RELATED: Hugh Freeze makes first public comments since resigning from Ole Miss

USA Today also found troubling allegations stemming from his time as a coach at Briarcrest Christian School in the late 1990s and early 2000s. Several former students have come forward with their own stories about how Freeze mistreated them and acted inappropriately in their presence. One such story revolves around Katie Dalmasso who was an eighth grader in 1999 and said that Freeze made her change clothes right in his office.

“Coach Freeze pulled me in his office and told me that my shirt represented drugs,’’ Dalmasso said. “I said, ‘I’ll go change in the bathroom,’ and when I said that he said, ‘No, you’re going to change in here so I get the (Grateful Dead) shirt and you can’t have it back.’

“He didn’t do anything sexual. But I stood in the corner and faced the wall when I did it and I changed out of my shirt. No privacy.’’

Another anonymous female student — she spoke to USA TODAY Sports on the condition of anonymity because she said she fears reprisal — spoke about a time when she requested a paddling instead of detention. Rather than have a female teacher or administrator do it, Freeze took it upon himself to paddle her and she said that he “did some bizarre warm-up taunt before actually making contact.” She went on to say that she was “humiliated” that he didn’t have a female in the room.

For what it’s worth, Freeze has vehemently denied these allegations and has called them false.

“These accusations are totally false.
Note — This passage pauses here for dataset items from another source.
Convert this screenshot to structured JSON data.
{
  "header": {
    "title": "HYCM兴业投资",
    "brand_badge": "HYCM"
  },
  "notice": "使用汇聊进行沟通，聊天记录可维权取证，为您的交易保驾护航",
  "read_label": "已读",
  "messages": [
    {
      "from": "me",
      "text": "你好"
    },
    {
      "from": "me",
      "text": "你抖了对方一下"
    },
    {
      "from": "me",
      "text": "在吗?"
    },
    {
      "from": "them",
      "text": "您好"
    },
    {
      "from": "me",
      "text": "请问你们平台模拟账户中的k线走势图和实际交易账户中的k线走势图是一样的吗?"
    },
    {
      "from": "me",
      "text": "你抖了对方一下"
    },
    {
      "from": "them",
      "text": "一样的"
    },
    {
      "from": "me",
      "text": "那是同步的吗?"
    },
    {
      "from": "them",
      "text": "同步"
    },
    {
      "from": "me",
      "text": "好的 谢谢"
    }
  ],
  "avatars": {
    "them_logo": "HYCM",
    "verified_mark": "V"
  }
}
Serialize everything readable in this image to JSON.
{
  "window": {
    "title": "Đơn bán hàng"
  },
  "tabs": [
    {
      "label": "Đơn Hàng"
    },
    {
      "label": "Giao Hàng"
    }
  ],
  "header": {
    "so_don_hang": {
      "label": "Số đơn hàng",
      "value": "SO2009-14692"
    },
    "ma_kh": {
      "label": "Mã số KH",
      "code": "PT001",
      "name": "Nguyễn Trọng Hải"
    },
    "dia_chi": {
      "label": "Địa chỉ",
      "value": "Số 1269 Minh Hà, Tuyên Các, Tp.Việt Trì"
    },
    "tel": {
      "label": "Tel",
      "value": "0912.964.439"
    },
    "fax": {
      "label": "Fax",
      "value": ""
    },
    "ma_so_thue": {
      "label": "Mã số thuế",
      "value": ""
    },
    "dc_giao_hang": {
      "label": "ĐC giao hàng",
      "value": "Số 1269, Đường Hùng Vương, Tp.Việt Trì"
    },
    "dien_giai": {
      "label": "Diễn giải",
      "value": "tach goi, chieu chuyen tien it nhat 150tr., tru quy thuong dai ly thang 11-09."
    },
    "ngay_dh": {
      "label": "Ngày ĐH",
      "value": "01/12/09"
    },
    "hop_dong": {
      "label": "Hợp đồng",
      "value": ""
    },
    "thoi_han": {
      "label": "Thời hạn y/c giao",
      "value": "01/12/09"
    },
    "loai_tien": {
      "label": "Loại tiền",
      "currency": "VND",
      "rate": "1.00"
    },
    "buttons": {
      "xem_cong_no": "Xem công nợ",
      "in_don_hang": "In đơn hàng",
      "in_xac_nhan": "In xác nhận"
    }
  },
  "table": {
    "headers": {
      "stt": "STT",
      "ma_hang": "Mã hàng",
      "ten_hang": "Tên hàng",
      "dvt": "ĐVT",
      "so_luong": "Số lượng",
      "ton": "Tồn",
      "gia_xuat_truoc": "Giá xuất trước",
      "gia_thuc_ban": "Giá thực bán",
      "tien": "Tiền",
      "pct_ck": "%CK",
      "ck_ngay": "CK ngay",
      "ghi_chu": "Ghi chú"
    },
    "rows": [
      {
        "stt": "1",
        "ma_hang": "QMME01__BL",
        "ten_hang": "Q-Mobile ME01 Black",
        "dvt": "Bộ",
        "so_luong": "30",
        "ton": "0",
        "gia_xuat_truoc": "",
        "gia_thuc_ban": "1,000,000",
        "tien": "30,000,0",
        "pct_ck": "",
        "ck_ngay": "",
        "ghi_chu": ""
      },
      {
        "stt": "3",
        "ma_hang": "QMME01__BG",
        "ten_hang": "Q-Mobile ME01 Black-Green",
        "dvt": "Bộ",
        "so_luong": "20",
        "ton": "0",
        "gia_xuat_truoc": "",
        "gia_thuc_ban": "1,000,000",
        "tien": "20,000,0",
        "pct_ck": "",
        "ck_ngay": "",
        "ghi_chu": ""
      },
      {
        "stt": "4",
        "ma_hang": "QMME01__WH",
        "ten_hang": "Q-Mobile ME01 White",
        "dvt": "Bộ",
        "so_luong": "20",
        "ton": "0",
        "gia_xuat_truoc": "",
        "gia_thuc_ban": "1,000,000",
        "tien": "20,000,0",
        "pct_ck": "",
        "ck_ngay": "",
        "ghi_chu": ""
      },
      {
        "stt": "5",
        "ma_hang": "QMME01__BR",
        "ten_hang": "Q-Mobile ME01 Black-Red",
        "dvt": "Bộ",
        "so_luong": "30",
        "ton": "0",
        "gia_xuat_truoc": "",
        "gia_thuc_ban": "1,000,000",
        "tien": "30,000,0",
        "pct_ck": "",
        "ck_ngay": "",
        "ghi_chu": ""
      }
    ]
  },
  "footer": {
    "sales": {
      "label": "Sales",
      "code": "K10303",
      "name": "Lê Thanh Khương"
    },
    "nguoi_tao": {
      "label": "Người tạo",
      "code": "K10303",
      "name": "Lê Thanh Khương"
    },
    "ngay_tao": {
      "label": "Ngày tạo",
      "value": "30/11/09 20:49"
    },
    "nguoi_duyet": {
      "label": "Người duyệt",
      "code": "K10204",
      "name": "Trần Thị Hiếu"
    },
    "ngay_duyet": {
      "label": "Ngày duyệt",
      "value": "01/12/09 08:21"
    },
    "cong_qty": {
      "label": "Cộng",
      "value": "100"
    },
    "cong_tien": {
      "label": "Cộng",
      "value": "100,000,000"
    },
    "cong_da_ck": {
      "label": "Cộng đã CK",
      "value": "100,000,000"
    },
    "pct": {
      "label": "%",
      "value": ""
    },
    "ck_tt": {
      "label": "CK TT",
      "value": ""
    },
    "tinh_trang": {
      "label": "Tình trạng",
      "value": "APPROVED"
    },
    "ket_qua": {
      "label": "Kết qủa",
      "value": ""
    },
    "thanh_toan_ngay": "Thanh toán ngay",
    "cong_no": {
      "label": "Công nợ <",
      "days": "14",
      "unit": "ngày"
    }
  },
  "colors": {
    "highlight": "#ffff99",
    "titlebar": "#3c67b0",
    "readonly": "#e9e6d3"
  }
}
I can unequivocally say that during my time at Briarcrest Christian School I handled disciplinary issues professionally and in accordance with the school’s policy,” he said in a statement to USA Today. “I am very confident that the members of the administration who worked hand in hand with me during my tenure will verify that.”

This is clearly a battle of “he said-she said”, but will more shes appear now that some people have found the courage to tell their stories to the public?